L’Ukraine : difficultés politiques, naufrage économique ?

, par Henri de Cazanove

L'Ukraine : difficultés politiques, naufrage économique ?

Comment la crise financière a-t-elle plongé l’Ukraine dans le chaos politique et économique ?

La Révolution Orange n’a pas tenu ses promesses et oscille dorénavant entre le bleu de l’Union européenne et le rouge de la Russie. La situation économique ukrainienne est incontrôlable par ses disparités politiques et les dépréciations dues à la crise financière. Par ailleurs, la récente crise du gaz n’est pas la première du genre. Historique.

Chronologie d’un désastre politique

En 2004, la Révolution Orange a porté Viktor Iouchtchenko au pouvoir. Ce cercle était formé par différents partis dont Notre Ukraine, dirigé par le président, et le parti de Ioulia Timochenko qui devint Premier Ministre. Cette élection promettait des changements radicaux en matière de démocratie, de lutte contre la corruption, de transparence et d’ouverture vers l’Occident. Pourtant, la Première Ministre fut limogée moins d’un an après cette victoire et les mésententes politiques augmentèrent considérablement.

Elle fut remplacée par Iouri Lekhanourov, laissant sa place après les élections législatives de 2006 à Viktor Ianoukovitch (proche du gouvernement Russe). En avril 2007, le Parti des Régions présidé par celui-ci obtint le plus grand nombre de sièges à la Rada (le parlement). Ainsi, Notre Ukraine et le parti de Ioulia Tymochenko se sont rassemblés afin de créer une nouvelle coalition qui a ramené l’assemblée « Orange » au pouvoir et Tymochenko au poste de Premier Ministre.

L’actuel président et Tymochenko ont dévoilé leur profond mépris mutuel qui s’est soldé par l’effondrement de cette coalition en septembre 2008. La politique ukrainienne est devenue incontrôlable, faute de majorité.
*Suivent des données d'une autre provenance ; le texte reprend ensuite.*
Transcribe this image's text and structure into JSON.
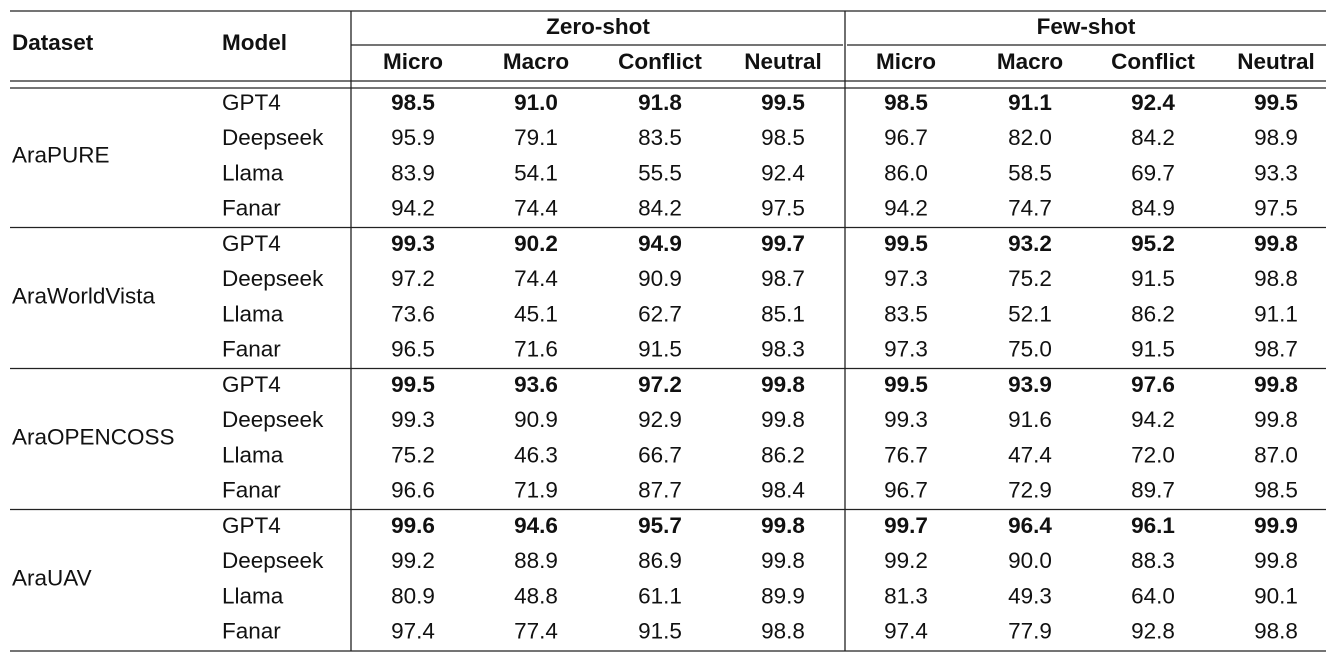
{
  "table": {
    "headers": {
      "dataset": "Dataset",
      "model": "Model"
    },
    "groups": [
      {
        "name": "Zero-shot",
        "columns": [
          "Micro",
          "Macro",
          "Conflict",
          "Neutral"
        ]
      },
      {
        "name": "Few-shot",
        "columns": [
          "Micro",
          "Macro",
          "Conflict",
          "Neutral"
        ]
      }
    ],
    "datasets": [
      {
        "name": "AraPURE",
        "rows": [
          {
            "model": "GPT4",
            "bold": true,
            "cells": [
              "98.5",
              "91.0",
              "91.8",
              "99.5",
              "98.5",
              "91.1",
              "92.4",
              "99.5"
            ]
          },
          {
            "model": "Deepseek",
            "bold": false,
            "cells": [
              "95.9",
              "79.1",
              "83.5",
              "98.5",
              "96.7",
              "82.0",
              "84.2",
              "98.9"
            ]
          },
          {
            "model": "Llama",
            "bold": false,
            "cells": [
              "83.9",
              "54.1",
              "55.5",
              "92.4",
              "86.0",
              "58.5",
              "69.7",
              "93.3"
            ]
          },
          {
            "model": "Fanar",
            "bold": false,
            "cells": [
              "94.2",
              "74.4",
              "84.2",
              "97.5",
              "94.2",
              "74.7",
              "84.9",
              "97.5"
            ]
          }
        ]
      },
      {
        "name": "AraWorldVista",
        "rows": [
          {
            "model": "GPT4",
            "bold": true,
            "cells": [
              "99.3",
              "90.2",
              "94.9",
              "99.7",
              "99.5",
              "93.2",
              "95.2",
              "99.8"
            ]
          },
          {
            "model": "Deepseek",
            "bold": false,
            "cells": [
              "97.2",
              "74.4",
              "90.9",
              "98.7",
              "97.3",
              "75.2",
              "91.5",
              "98.8"
            ]
          },
          {
            "model": "Llama",
            "bold": false,
            "cells": [
              "73.6",
              "45.1",
              "62.7",
              "85.1",
              "83.5",
              "52.1",
              "86.2",
              "91.1"
            ]
          },
          {
            "model": "Fanar",
            "bold": false,
            "cells": [
              "96.5",
              "71.6",
              "91.5",
              "98.3",
              "97.3",
              "75.0",
              "91.5",
              "98.7"
            ]
          }
        ]
      },
      {
        "name": "AraOPENCOSS",
        "rows": [
          {
            "model": "GPT4",
            "bold": true,
            "cells": [
              "99.5",
              "93.6",
              "97.2",
              "99.8",
              "99.5",
              "93.9",
              "97.6",
              "99.8"
            ]
          },
          {
            "model": "Deepseek",
            "bold": false,
            "cells": [
              "99.3",
              "90.9",
              "92.9",
              "99.8",
              "99.3",
              "91.6",
              "94.2",
              "99.8"
            ]
          },
          {
            "model": "Llama",
            "bold": false,
            "cells": [
              "75.2",
              "46.3",
              "66.7",
              "86.2",
              "76.7",
              "47.4",
              "72.0",
              "87.0"
            ]
          },
          {
            "model": "Fanar",
            "bold": false,
            "cells": [
              "96.6",
              "71.9",
              "87.7",
              "98.4",
              "96.7",
              "72.9",
              "89.7",
              "98.5"
            ]
          }
        ]
      },
      {
        "name": "AraUAV",
        "rows": [
          {
            "model": "GPT4",
            "bold": true,
            "cells": [
              "99.6",
              "94.6",
              "95.7",
              "99.8",
              "99.7",
              "96.4",
              "96.1",
              "99.9"
            ]
          },
          {
            "model": "Deepseek",
            "bold": false,
            "cells": [
              "99.2",
              "88.9",
              "86.9",
              "99.8",
              "99.2",
              "90.0",
              "88.3",
              "99.8"
            ]
          },
          {
            "model": "Llama",
            "bold": false,
            "cells": [
              "80.9",
              "48.8",
              "61.1",
              "89.9",
              "81.3",
              "49.3",
              "64.0",
              "90.1"
            ]
          },
          {
            "model": "Fanar",
            "bold": false,
            "cells": [
              "97.4",
              "77.4",
              "91.5",
              "98.8",
              "97.4",
              "77.9",
              "92.8",
              "98.8"
            ]
          }
        ]
      }
    ]
  }
}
L’actuel président n’a jamais caché ses vœux d’adhésion à l’Union européenne et à l’OTAN, mais l’Ukraine est largement dépendante de la Russie défavorable à cette « occidentalisation ».

Une situation économique catastrophique

L’Ukraine a une situation géographique d’entre-deux entre l’Europe et la Russie. L’économie du pays est largement dépendante de la Russie pour ses importations comme pour ses exportations. En effet, l’Ukraine permet le transit à bas prix du gaz russe et turkmène vers l’Europe (80 % du gaz russe à destination de l’Europe transite par ce territoire) et la Russie, en échange, lui fournit le gaz dont elle a besoin à des prix privilégiés.
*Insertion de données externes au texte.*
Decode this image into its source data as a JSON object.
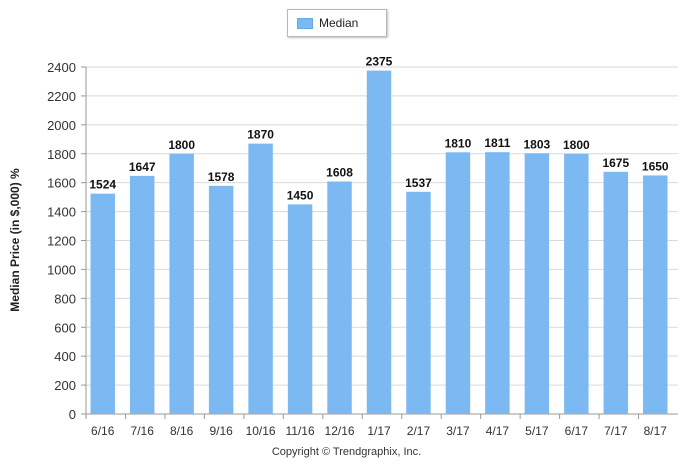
{
  "legend": {
    "label": "Median",
    "color": "#7cb9f2"
  },
  "footer": {
    "copyright": "Copyright © Trendgraphix, Inc."
  },
  "chart_data": {
    "type": "bar",
    "title": "",
    "xlabel": "",
    "ylabel": "Median Price (in $,000) %",
    "ylim": [
      0,
      2400
    ],
    "yticks": [
      0,
      200,
      400,
      600,
      800,
      1000,
      1200,
      1400,
      1600,
      1800,
      2000,
      2200,
      2400
    ],
    "grid": true,
    "legend_position": "top-center",
    "categories": [
      "6/16",
      "7/16",
      "8/16",
      "9/16",
      "10/16",
      "11/16",
      "12/16",
      "1/17",
      "2/17",
      "3/17",
      "4/17",
      "5/17",
      "6/17",
      "7/17",
      "8/17"
    ],
    "series": [
      {
        "name": "Median",
        "values": [
          1524,
          1647,
          1800,
          1578,
          1870,
          1450,
          1608,
          2375,
          1537,
          1810,
          1811,
          1803,
          1800,
          1675,
          1650
        ]
      }
    ]
  }
}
L’effondrement des cours des matières premières a précipité le pays dans une crise économique sans précédent. En effet, l’inflation de 2007 était de 16 % et celle de 2008 se rapproche de 18 %. Les mesures anti-inflationnistes du gouvernement présidé par Ioulia Tymochenko ont été jugées inefficaces. Par ailleurs, la chute des cours de l’acier de plus de 60 % et la baisse corrélé de la demande ont plongé le 7e producteur d’acier au monde (42 % de ses exportations) dans une situation catastrophique proche de la cessation de paiement.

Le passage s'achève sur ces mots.